How shall we distinguish the combination of organic elements, if not by the manner in which they characterize the constitution? Every human being is distinguished by natural peculiarities, both mental and physical. These are indicated not only by the color of the eyes, hair, and skin, and the mental expressions, but in the conformation and capabilities of the corporeal system. The color, form, size, and texture of a leaf indicate to the expert pomologist the nature of the fruit which the tree will bear, but how much more important is it to understand the harmonies of human development. If Prof. Agassiz could determine the form and size of a fish by seeing its scales, and Prof.

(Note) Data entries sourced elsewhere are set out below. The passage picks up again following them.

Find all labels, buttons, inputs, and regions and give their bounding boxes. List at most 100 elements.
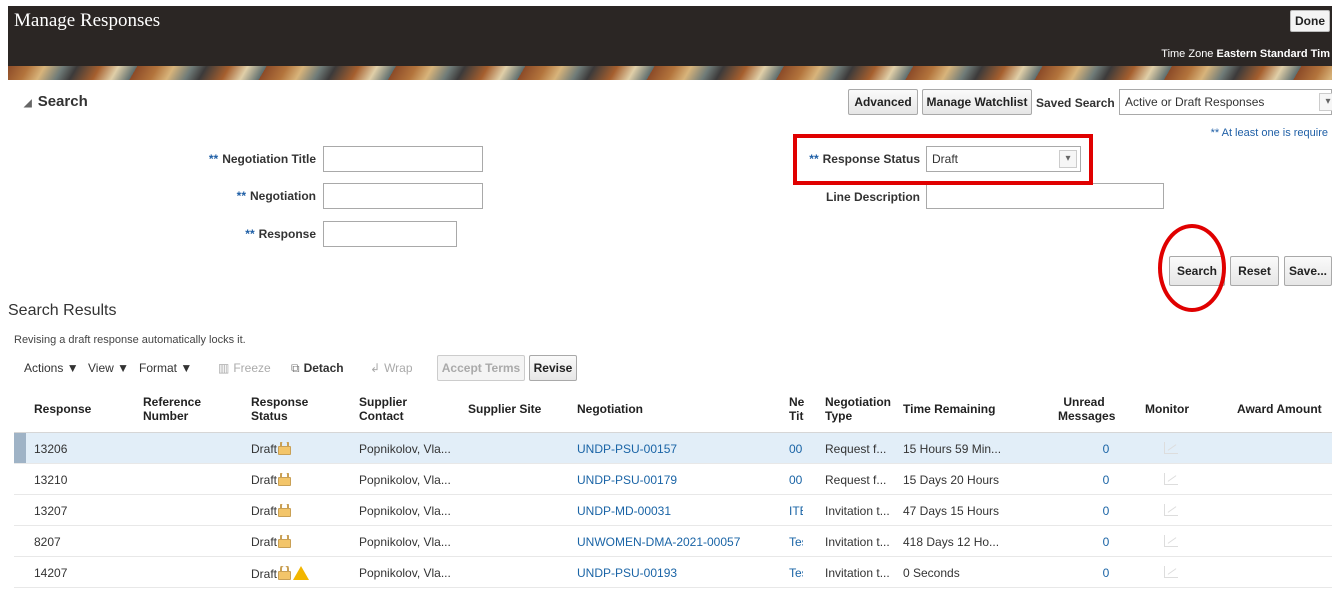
cell-negotiation-type: Invitation t... bbox=[825, 535, 890, 549]
revise-button[interactable]: Revise bbox=[529, 355, 577, 381]
warning-icon bbox=[293, 566, 310, 580]
monitor-chart-icon[interactable] bbox=[1164, 504, 1178, 516]
results-note: Revising a draft response automatically … bbox=[14, 334, 246, 346]
table-row[interactable]: 8207 Draft Popnikolov, Vla... UNWOMEN-DM… bbox=[14, 526, 1332, 557]
col-header-negotiation-title[interactable]: Ne Tit bbox=[789, 395, 805, 423]
cell-response: 13210 bbox=[34, 473, 68, 487]
cell-response-status: Draft bbox=[251, 566, 310, 581]
dropdown-arrow-icon: ▼ bbox=[117, 361, 130, 375]
unread-messages-link[interactable]: 0 bbox=[1096, 504, 1116, 518]
unread-messages-link[interactable]: 0 bbox=[1096, 535, 1116, 549]
col-header-reference-number[interactable]: Reference Number bbox=[143, 395, 213, 423]
page-title: Manage Responses bbox=[14, 10, 161, 31]
negotiation-link[interactable]: UNDP-PSU-00193 bbox=[577, 566, 677, 580]
line-description-input[interactable] bbox=[926, 183, 1164, 209]
table-row[interactable]: 13210 Draft Popnikolov, Vla... UNDP-PSU-… bbox=[14, 464, 1332, 495]
unread-messages-link[interactable]: 0 bbox=[1096, 442, 1116, 456]
monitor-chart-icon[interactable] bbox=[1164, 442, 1178, 454]
unread-messages-link[interactable]: 0 bbox=[1096, 566, 1116, 580]
freeze-button[interactable]: ▥ Freeze bbox=[218, 361, 271, 375]
saved-search-label: Saved Search bbox=[1036, 96, 1115, 110]
cell-negotiation-title[interactable]: 001 bbox=[789, 442, 803, 456]
advanced-button[interactable]: Advanced bbox=[848, 89, 918, 115]
accept-terms-button[interactable]: Accept Terms bbox=[437, 355, 525, 381]
col-header-unread-messages[interactable]: Unread Messages bbox=[1058, 395, 1115, 423]
col-header-response-status[interactable]: Response Status bbox=[251, 395, 321, 423]
col-header-negotiation-type[interactable]: Negotiation Type bbox=[825, 395, 899, 423]
cell-time-remaining: 418 Days 12 Ho... bbox=[903, 535, 1000, 549]
negotiation-link[interactable]: UNDP-MD-00031 bbox=[577, 504, 671, 518]
chevron-down-icon: ▾ bbox=[1319, 93, 1332, 111]
col-header-monitor[interactable]: Monitor bbox=[1145, 402, 1189, 416]
line-description-label: Line Description bbox=[825, 190, 920, 204]
format-menu[interactable]: Format ▼ bbox=[139, 361, 192, 375]
col-header-time-remaining[interactable]: Time Remaining bbox=[903, 402, 995, 416]
dropdown-arrow-icon: ▼ bbox=[66, 361, 79, 375]
response-input[interactable] bbox=[323, 221, 457, 247]
collapse-triangle-icon: ◢ bbox=[24, 98, 32, 109]
cell-response: 13207 bbox=[34, 504, 68, 518]
col-header-supplier-site[interactable]: Supplier Site bbox=[468, 402, 541, 416]
timezone-info: Time Zone Eastern Standard Tim bbox=[1161, 48, 1330, 60]
row-selection-marker bbox=[14, 433, 26, 463]
cell-negotiation-title[interactable]: 001 bbox=[789, 473, 803, 487]
cell-response-status: Draft bbox=[251, 473, 292, 487]
required-marker: ** bbox=[245, 227, 255, 241]
cell-negotiation-title[interactable]: Tes bbox=[789, 566, 803, 580]
done-button[interactable]: Done bbox=[1290, 10, 1330, 32]
save-search-button[interactable]: Save... bbox=[1284, 256, 1332, 286]
negotiation-label: ** Negotiation bbox=[236, 189, 316, 203]
actions-menu[interactable]: Actions ▼ bbox=[24, 361, 79, 375]
view-menu[interactable]: View ▼ bbox=[88, 361, 129, 375]
saved-search-select[interactable]: Active or Draft Responses ▾ bbox=[1119, 89, 1332, 115]
monitor-chart-icon[interactable] bbox=[1164, 473, 1178, 485]
cell-response-status: Draft bbox=[251, 535, 292, 549]
search-results-title: Search Results bbox=[8, 302, 117, 319]
decorative-banner bbox=[8, 66, 1332, 80]
table-row[interactable]: 13207 Draft Popnikolov, Vla... UNDP-MD-0… bbox=[14, 495, 1332, 526]
header-bar: Manage Responses Done Time Zone Eastern … bbox=[8, 6, 1332, 66]
cell-negotiation-type: Request f... bbox=[825, 442, 887, 456]
saved-search-value: Active or Draft Responses bbox=[1125, 95, 1265, 109]
lock-icon bbox=[278, 473, 292, 486]
table-row[interactable]: 13206 Draft Popnikolov, Vla... UNDP-PSU-… bbox=[14, 433, 1332, 464]
negotiation-title-label: ** Negotiation Title bbox=[208, 152, 316, 166]
cell-negotiation-title[interactable]: ITE bbox=[789, 504, 803, 518]
wrap-button[interactable]: ↲ Wrap bbox=[370, 361, 413, 375]
lock-icon bbox=[278, 566, 292, 580]
reset-button[interactable]: Reset bbox=[1230, 256, 1279, 286]
cell-response: 13206 bbox=[34, 442, 68, 456]
negotiation-link[interactable]: UNWOMEN-DMA-2021-00057 bbox=[577, 535, 740, 549]
monitor-chart-icon[interactable] bbox=[1164, 566, 1178, 578]
col-header-negotiation[interactable]: Negotiation bbox=[577, 402, 643, 416]
cell-time-remaining: 47 Days 15 Hours bbox=[903, 504, 1000, 518]
negotiation-input[interactable] bbox=[323, 183, 483, 209]
col-header-response[interactable]: Response bbox=[34, 402, 91, 416]
negotiation-link[interactable]: UNDP-PSU-00157 bbox=[577, 442, 677, 456]
required-note: ** At least one is require bbox=[1210, 127, 1328, 139]
cell-negotiation-title[interactable]: Tes bbox=[789, 535, 803, 549]
col-header-supplier-contact[interactable]: Supplier Contact bbox=[359, 395, 429, 423]
cell-supplier-contact: Popnikolov, Vla... bbox=[359, 442, 451, 456]
highlight-circle bbox=[1158, 224, 1226, 312]
cell-supplier-contact: Popnikolov, Vla... bbox=[359, 473, 451, 487]
lock-icon bbox=[278, 504, 292, 517]
lock-icon bbox=[278, 442, 292, 455]
table-row[interactable]: 14207 Draft Popnikolov, Vla... UNDP-PSU-… bbox=[14, 557, 1332, 588]
cell-time-remaining: 15 Days 20 Hours bbox=[903, 473, 1000, 487]
monitor-chart-icon[interactable] bbox=[1164, 535, 1178, 547]
cell-supplier-contact: Popnikolov, Vla... bbox=[359, 535, 451, 549]
cell-negotiation-type: Request f... bbox=[825, 473, 887, 487]
manage-watchlist-button[interactable]: Manage Watchlist bbox=[922, 89, 1032, 115]
cell-time-remaining: 0 Seconds bbox=[903, 566, 960, 580]
negotiation-title-input[interactable] bbox=[323, 146, 483, 172]
search-section-title: Search bbox=[37, 93, 88, 110]
unread-messages-link[interactable]: 0 bbox=[1096, 473, 1116, 487]
cell-time-remaining: 15 Hours 59 Min... bbox=[903, 442, 1002, 456]
negotiation-link[interactable]: UNDP-PSU-00179 bbox=[577, 473, 677, 487]
search-section-toggle[interactable]: ◢ Search bbox=[24, 93, 88, 110]
cell-supplier-contact: Popnikolov, Vla... bbox=[359, 504, 451, 518]
col-header-award-amount[interactable]: Award Amount bbox=[1237, 402, 1322, 416]
detach-button[interactable]: ⧉ Detach bbox=[291, 361, 344, 376]
lock-icon bbox=[278, 535, 292, 548]
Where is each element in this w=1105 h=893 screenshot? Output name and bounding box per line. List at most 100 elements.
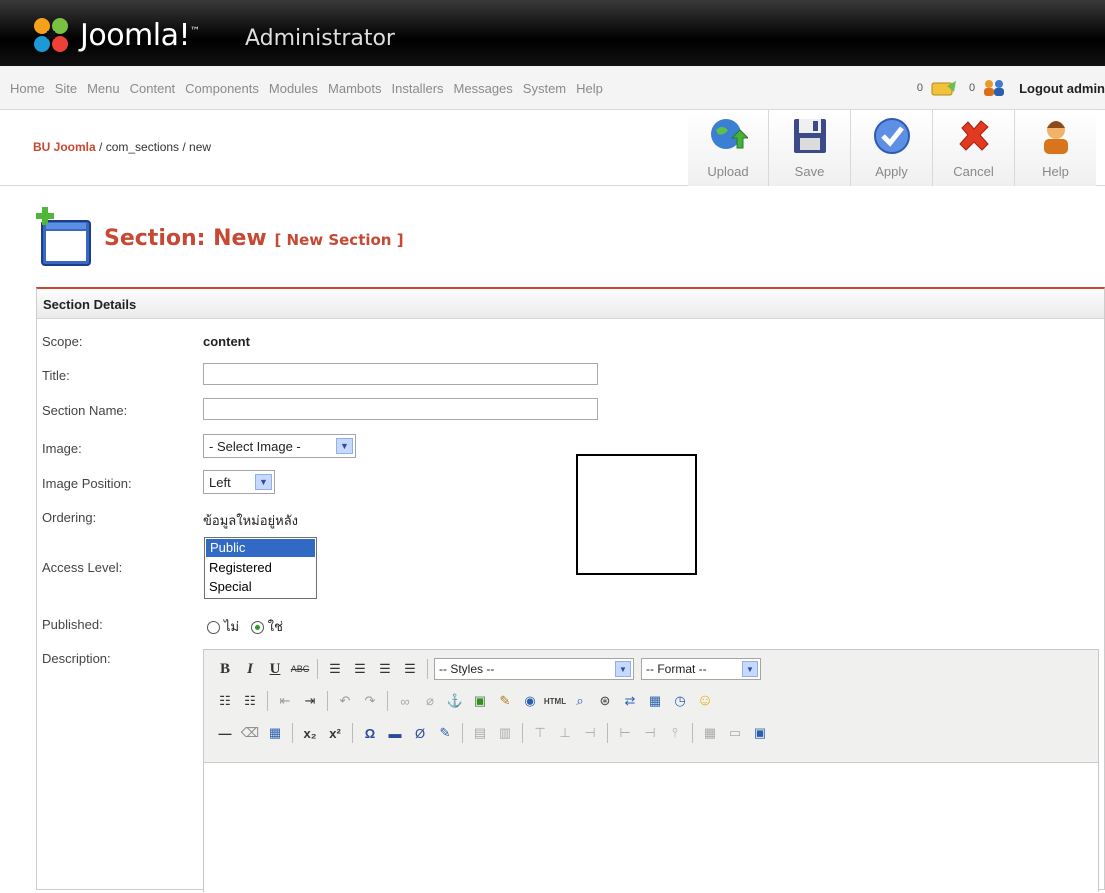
row-after-icon[interactable]: ⊥: [554, 722, 576, 744]
chevron-down-icon: ▼: [255, 474, 272, 490]
access-level-label: Access Level:: [42, 560, 123, 575]
subscript-icon[interactable]: x₂: [299, 722, 321, 744]
description-label: Description:: [42, 651, 111, 666]
format-select[interactable]: -- Format -- ▼: [641, 658, 761, 680]
preview-icon[interactable]: ⌕: [569, 690, 591, 712]
breadcrumb: BU Joomla / com_sections / new: [33, 140, 211, 154]
align-right-icon[interactable]: ☰: [374, 658, 396, 680]
row-before-icon[interactable]: ⊤: [529, 722, 551, 744]
main-menu-bar: Home Site Menu Content Components Module…: [0, 66, 1105, 110]
editor-toolbar-row-2: ☷ ☷ ⇤ ⇥ ↶ ↷ ∞ ⌀ ⚓ ▣ ✎ ◉ HTML ⌕ ⊛ ⇄ ▦ ◷ ☺: [214, 690, 716, 712]
image-select[interactable]: - Select Image - ▼: [203, 434, 356, 458]
horizontal-rule-icon[interactable]: —: [214, 722, 236, 744]
menu-installers[interactable]: Installers: [392, 81, 444, 96]
superscript-icon[interactable]: x²: [324, 722, 346, 744]
description-editor-area[interactable]: [204, 762, 1098, 893]
menu-menu[interactable]: Menu: [87, 81, 120, 96]
published-no-label: ไม่: [224, 619, 240, 634]
apply-button[interactable]: Apply: [850, 110, 932, 186]
find-icon[interactable]: ⊛: [594, 690, 616, 712]
col-before-icon[interactable]: ⊢: [614, 722, 636, 744]
access-option-public[interactable]: Public: [206, 539, 315, 557]
table-cell-props-icon[interactable]: ▥: [494, 722, 516, 744]
published-yes-radio[interactable]: [250, 621, 264, 635]
menu-components[interactable]: Components: [185, 81, 259, 96]
align-justify-icon[interactable]: ☰: [399, 658, 421, 680]
breadcrumb-site[interactable]: BU Joomla: [33, 140, 96, 154]
published-no-radio[interactable]: [207, 621, 220, 635]
html-icon[interactable]: HTML: [544, 690, 566, 712]
apply-label: Apply: [875, 164, 908, 179]
chevron-down-icon: ▼: [336, 438, 353, 454]
strikethrough-icon[interactable]: ABC: [289, 658, 311, 680]
image-position-value: Left: [209, 474, 231, 490]
merge-cells-icon[interactable]: ▭: [724, 722, 746, 744]
menu-content[interactable]: Content: [130, 81, 176, 96]
edit-css-icon[interactable]: ✎: [434, 722, 456, 744]
redo-icon[interactable]: ↷: [359, 690, 381, 712]
unlink-icon[interactable]: ⌀: [419, 690, 441, 712]
replace-icon[interactable]: ⇄: [619, 690, 641, 712]
online-users-icon[interactable]: [981, 78, 1007, 98]
table-row-props-icon[interactable]: ▤: [469, 722, 491, 744]
delete-row-icon[interactable]: ⊣: [579, 722, 601, 744]
remove-format-icon[interactable]: ⌫: [239, 722, 261, 744]
main-menu: Home Site Menu Content Components Module…: [10, 81, 603, 96]
menu-site[interactable]: Site: [55, 81, 77, 96]
cleanup-icon[interactable]: ✎: [494, 690, 516, 712]
save-button[interactable]: Save: [768, 110, 850, 186]
menu-messages[interactable]: Messages: [454, 81, 513, 96]
menu-modules[interactable]: Modules: [269, 81, 318, 96]
image-icon[interactable]: ▣: [469, 690, 491, 712]
flash-icon[interactable]: Ø: [409, 722, 431, 744]
emotions-icon[interactable]: ☺: [694, 690, 716, 712]
section-name-input[interactable]: [203, 398, 598, 420]
align-center-icon[interactable]: ☰: [349, 658, 371, 680]
insert-table-icon[interactable]: ▣: [749, 722, 771, 744]
link-icon[interactable]: ∞: [394, 690, 416, 712]
section-name-label: Section Name:: [42, 403, 128, 418]
split-cells-icon[interactable]: ▦: [699, 722, 721, 744]
outdent-icon[interactable]: ⇤: [274, 690, 296, 712]
col-after-icon[interactable]: ⊣: [639, 722, 661, 744]
bullet-list-icon[interactable]: ☷: [214, 690, 236, 712]
upload-icon: [711, 119, 748, 149]
italic-icon[interactable]: I: [239, 658, 261, 680]
image-position-select[interactable]: Left ▼: [203, 470, 275, 494]
help-button[interactable]: Help: [1014, 110, 1096, 186]
insert-time-icon[interactable]: ◷: [669, 690, 691, 712]
indent-icon[interactable]: ⇥: [299, 690, 321, 712]
menu-home[interactable]: Home: [10, 81, 45, 96]
access-level-list[interactable]: Public Registered Special: [204, 537, 317, 599]
menu-help[interactable]: Help: [576, 81, 603, 96]
title-input[interactable]: [203, 363, 598, 385]
cancel-button[interactable]: Cancel: [932, 110, 1014, 186]
menu-mambots[interactable]: Mambots: [328, 81, 381, 96]
undo-icon[interactable]: ↶: [334, 690, 356, 712]
app-header: Joomla!™ Administrator: [0, 0, 1105, 66]
numbered-list-icon[interactable]: ☷: [239, 690, 261, 712]
anchor-icon[interactable]: ⚓: [444, 690, 466, 712]
align-left-icon[interactable]: ☰: [324, 658, 346, 680]
delete-col-icon[interactable]: ⫯: [664, 722, 686, 744]
insert-date-icon[interactable]: ▦: [644, 690, 666, 712]
upload-button[interactable]: Upload: [688, 110, 768, 186]
styles-select[interactable]: -- Styles -- ▼: [434, 658, 634, 680]
help-circle-icon[interactable]: ◉: [519, 690, 541, 712]
underline-icon[interactable]: U: [264, 658, 286, 680]
special-char-icon[interactable]: Ω: [359, 722, 381, 744]
menu-system[interactable]: System: [523, 81, 566, 96]
help-icon: [1043, 121, 1068, 154]
bold-icon[interactable]: B: [214, 658, 236, 680]
toolbar-separator: [387, 691, 388, 711]
messages-icon[interactable]: [929, 78, 957, 98]
logout-link[interactable]: Logout admin: [1019, 81, 1105, 96]
visual-aid-icon[interactable]: ▦: [264, 722, 286, 744]
access-option-special[interactable]: Special: [205, 577, 316, 596]
access-option-registered[interactable]: Registered: [205, 558, 316, 577]
apply-icon: [873, 118, 910, 154]
upload-label: Upload: [707, 164, 749, 179]
breadcrumb-path: / com_sections / new: [95, 140, 212, 154]
hr-advanced-icon[interactable]: ▬: [384, 722, 406, 744]
description-editor: B I U ABC ☰ ☰ ☰ ☰ -- Styles -- ▼ -- Form…: [203, 649, 1099, 893]
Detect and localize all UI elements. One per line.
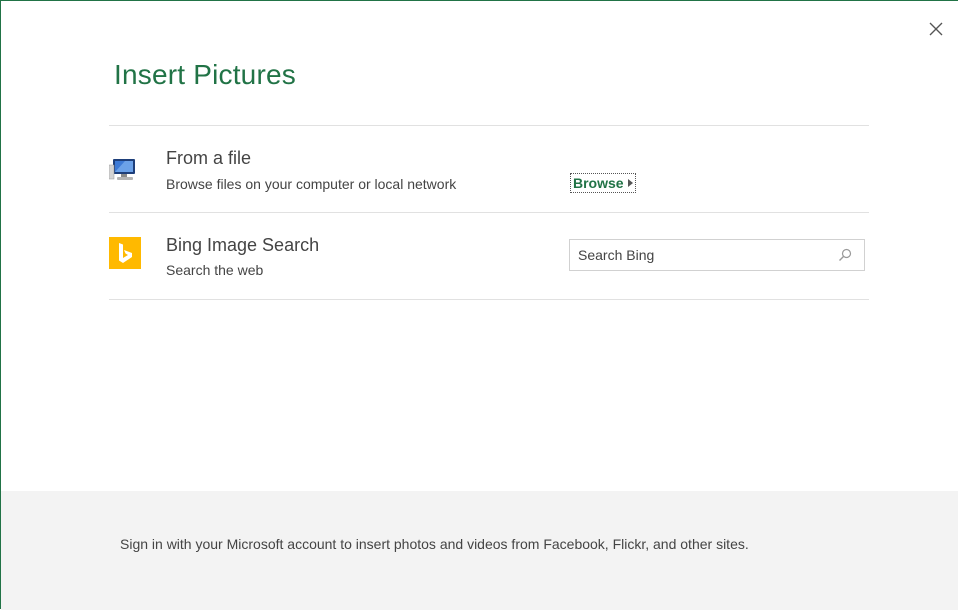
insert-pictures-dialog: Insert Pictures From a file Browse files…	[0, 0, 958, 610]
source-row-bing: Bing Image Search Search the web	[109, 213, 869, 299]
close-button[interactable]	[928, 21, 944, 37]
source-description: Browse files on your computer or local n…	[166, 176, 457, 192]
arrow-right-icon	[627, 179, 633, 187]
source-row-file: From a file Browse files on your compute…	[108, 126, 869, 212]
bing-icon	[109, 237, 141, 269]
source-title: Bing Image Search	[166, 235, 320, 255]
footer: Sign in with your Microsoft account to i…	[1, 491, 958, 610]
bing-search-box[interactable]	[569, 239, 865, 271]
browse-label: Browse	[573, 175, 624, 191]
computer-icon	[108, 151, 141, 183]
browse-button[interactable]: Browse	[570, 173, 636, 193]
search-bing-input[interactable]	[570, 241, 838, 269]
search-icon[interactable]	[838, 248, 852, 262]
footer-signin-text: Sign in with your Microsoft account to i…	[120, 536, 749, 552]
divider	[109, 299, 869, 300]
source-description: Search the web	[166, 262, 264, 278]
dialog-title: Insert Pictures	[114, 59, 296, 90]
close-icon[interactable]	[928, 21, 944, 37]
source-title: From a file	[166, 148, 252, 168]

Owen outline the skeleton of an unknown animal by viewing a portion of its fossil, why should not the physician understand the language of temperaments, since it opens to him the revelations of human development? The sculptor blends character with form, the artist endows the face with natural expression, the anatomist accurately traces the nerves and arteries, the physiognomist reads character, which the novelist delineates and the actor personates, because there are facts behind all these, the materials wherewith to construct a science. In organization there are permanent forces which operate uniformly, thus revealing the order of nature.